Honorable Mention: Kentucky LB Josh Allen, who was everywhere against Mississippi State with 6 tackles, 2 TFLs, a pass broken up, and multiple QB hurries in the win. … Auburn DE Marlon Davidson, who led the Tigers’ pass rush against Arkansas with 4 QB hurries. … Arkansas LB Dre Greenlaw, who had 8 tackles and 3 TFLs in a losing effort … Ole Miss DEs Charles Wiley and Markel Winters, who combined for 6 of the Rebels’ 7 sacks against Kent State … Florida DB Brad Stewart Jr., who had 7 tackles and accounted for 2 of the Gators’ 6 takeaways (an interception and a forced fumble on a kickoff) against Tennessee … And Georgia LB D’Andre Walker, who was credited with 2 sacks, 2 forced fumbles, and a PBU at Missouri and earned top marks from PFF.
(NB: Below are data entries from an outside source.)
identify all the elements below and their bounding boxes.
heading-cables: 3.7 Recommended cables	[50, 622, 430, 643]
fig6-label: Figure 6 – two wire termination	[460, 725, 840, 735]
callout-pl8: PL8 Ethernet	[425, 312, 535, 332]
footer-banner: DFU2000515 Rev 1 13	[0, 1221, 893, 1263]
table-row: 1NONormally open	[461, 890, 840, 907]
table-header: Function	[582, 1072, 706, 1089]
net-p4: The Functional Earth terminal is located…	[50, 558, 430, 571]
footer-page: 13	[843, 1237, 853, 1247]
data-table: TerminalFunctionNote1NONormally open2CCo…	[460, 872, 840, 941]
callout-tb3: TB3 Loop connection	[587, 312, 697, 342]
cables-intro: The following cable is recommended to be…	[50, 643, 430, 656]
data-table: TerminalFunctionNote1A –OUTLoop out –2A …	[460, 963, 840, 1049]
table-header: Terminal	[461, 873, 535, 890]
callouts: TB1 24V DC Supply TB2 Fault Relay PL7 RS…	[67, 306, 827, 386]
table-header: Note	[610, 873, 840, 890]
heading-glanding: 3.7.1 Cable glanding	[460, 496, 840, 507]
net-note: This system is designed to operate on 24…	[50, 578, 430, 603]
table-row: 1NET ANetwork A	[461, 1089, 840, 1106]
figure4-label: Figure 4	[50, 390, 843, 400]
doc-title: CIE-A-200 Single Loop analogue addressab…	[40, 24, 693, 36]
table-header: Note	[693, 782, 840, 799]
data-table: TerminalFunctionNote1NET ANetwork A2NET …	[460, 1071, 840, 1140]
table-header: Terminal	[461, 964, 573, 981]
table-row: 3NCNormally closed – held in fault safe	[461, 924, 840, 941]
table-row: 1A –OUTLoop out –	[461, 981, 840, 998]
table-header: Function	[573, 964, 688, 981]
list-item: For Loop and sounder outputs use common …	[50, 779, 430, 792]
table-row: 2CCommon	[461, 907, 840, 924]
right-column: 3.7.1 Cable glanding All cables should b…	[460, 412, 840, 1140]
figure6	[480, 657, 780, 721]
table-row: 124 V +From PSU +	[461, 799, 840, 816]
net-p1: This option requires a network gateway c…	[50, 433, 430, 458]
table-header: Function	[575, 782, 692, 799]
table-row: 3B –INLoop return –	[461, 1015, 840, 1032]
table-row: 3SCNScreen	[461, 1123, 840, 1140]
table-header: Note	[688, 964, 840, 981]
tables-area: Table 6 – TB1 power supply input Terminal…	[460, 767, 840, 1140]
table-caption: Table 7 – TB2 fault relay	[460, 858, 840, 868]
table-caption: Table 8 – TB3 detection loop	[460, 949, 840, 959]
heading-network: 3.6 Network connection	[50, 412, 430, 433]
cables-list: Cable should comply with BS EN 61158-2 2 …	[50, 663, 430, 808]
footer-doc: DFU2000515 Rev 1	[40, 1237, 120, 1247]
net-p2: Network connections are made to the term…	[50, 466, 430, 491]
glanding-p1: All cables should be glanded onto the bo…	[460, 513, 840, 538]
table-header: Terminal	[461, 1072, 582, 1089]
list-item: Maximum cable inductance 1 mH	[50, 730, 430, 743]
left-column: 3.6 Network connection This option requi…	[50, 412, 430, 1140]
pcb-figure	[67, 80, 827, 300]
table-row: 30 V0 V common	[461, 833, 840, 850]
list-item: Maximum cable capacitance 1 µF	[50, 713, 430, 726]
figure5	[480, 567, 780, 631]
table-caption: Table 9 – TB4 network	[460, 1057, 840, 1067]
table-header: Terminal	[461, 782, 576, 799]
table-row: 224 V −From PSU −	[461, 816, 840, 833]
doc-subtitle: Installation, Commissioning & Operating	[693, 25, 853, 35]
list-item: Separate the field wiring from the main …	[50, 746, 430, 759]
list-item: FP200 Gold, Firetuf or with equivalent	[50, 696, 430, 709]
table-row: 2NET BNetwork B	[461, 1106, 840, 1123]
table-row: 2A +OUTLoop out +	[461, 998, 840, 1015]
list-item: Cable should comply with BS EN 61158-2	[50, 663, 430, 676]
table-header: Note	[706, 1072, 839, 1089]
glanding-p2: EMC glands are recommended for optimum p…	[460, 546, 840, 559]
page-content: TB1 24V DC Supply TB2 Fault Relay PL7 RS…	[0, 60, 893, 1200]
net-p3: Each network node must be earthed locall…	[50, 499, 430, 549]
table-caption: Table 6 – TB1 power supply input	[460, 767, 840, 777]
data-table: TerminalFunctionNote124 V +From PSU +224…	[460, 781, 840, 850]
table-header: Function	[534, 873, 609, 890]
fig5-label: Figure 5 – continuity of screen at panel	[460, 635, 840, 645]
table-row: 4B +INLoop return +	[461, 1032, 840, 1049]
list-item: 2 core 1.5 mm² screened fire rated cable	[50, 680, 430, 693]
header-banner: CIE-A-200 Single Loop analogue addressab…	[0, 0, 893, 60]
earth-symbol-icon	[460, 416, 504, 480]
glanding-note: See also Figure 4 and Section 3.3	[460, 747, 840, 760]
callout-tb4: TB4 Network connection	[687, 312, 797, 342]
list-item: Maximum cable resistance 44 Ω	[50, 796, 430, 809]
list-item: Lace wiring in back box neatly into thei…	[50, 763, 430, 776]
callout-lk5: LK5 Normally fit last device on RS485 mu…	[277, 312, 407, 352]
Catch of the Year of the Week: D.K. Metcalf

Surprise! An Ole Miss receiver did something incredible. Metcalf hauled in 5 receptions against Kent State on just 6 targets, the best of which required a single oversized mitt:

That listed weight of 240 pounds might be a stretch, but yeah, not by much. This guy should already be playing on Sundays.


… and the worst.

Arkansas’ Special Teams: On paper, the Razorbacks were surprisingly competitive against Auburn, coming out ahead in terms of both total offense (290 yards to 225) and yards per play (4.1 to 3.9). They also matched the Tigers’ 13 first downs. How does a game that looks that evenly matched on a down-by-down basis turn into a 34-3 blowout? The kicking game.

The swing on the scoreboard came almost entirely via special teams, which in Arkansas’ case were abysmal from start to finish: In the first quarter alone, the Hogs allowed a 48-yard punt return that led to Auburn’s first touchdown; missed a 40-yard field goal attempt; and shanked a punt that set up Auburn’s offense in plus territory. In the second quarter, the Tigers blocked a punt, setting up a short touchdown “drive” that extended their lead to 17-0 at halftime. In the third, they responded to Arkansas’ only score of the night with an untouched, 96-yard kickoff return by Noah Igbinoghene, pushing the margin to 24-3. In the fourth, the Razorbacks allowed a 36-yard punt return that set up a field goal.

That adds up to 24 of Auburn’s 34 points that were directly attributable to special teams, on a night when the Tigers’ offense struggled to generate big plays and mounted only one sustained scoring drive that began on Arkansas’ side of the 50. If there’s any solace for the Razorbacks in the defense holding its own, it’s not much.

Missouri’s “missed” field goal: Trailing 7-0 midway through the first quarter, Missouri lined up for a 41-yard field goal attempt by Tucker McCann, which he proceeded to push juuuust a bit outside. Or … uh, did he?

(If you’re feeling like that look’s not quite definitive, note that on its way down part of the ball actually passed behind the right upright, which wouldn’t be possible from that camera angle if the kick was no good — it would pass completely over or in front of the upright, never behind it. Angles can be deceiving, but in my mind I’m more than “pretty sure.” Kick was good.)

This is the second time in three weeks an SEC crew has ruled a kick that appeared to clearly travel through uprights no good, following a similarly botched call in the Florida-Kentucky game in Week 2. Neither call affected the outcome in any discernible way, but judging field goals and PATs si supposed to be one of the few areas of officiating (along with false starts and facemasks) that’s so cut-and-dry it’s impossible to screw up, which might be why it’s not subject to review. Maybe it should be.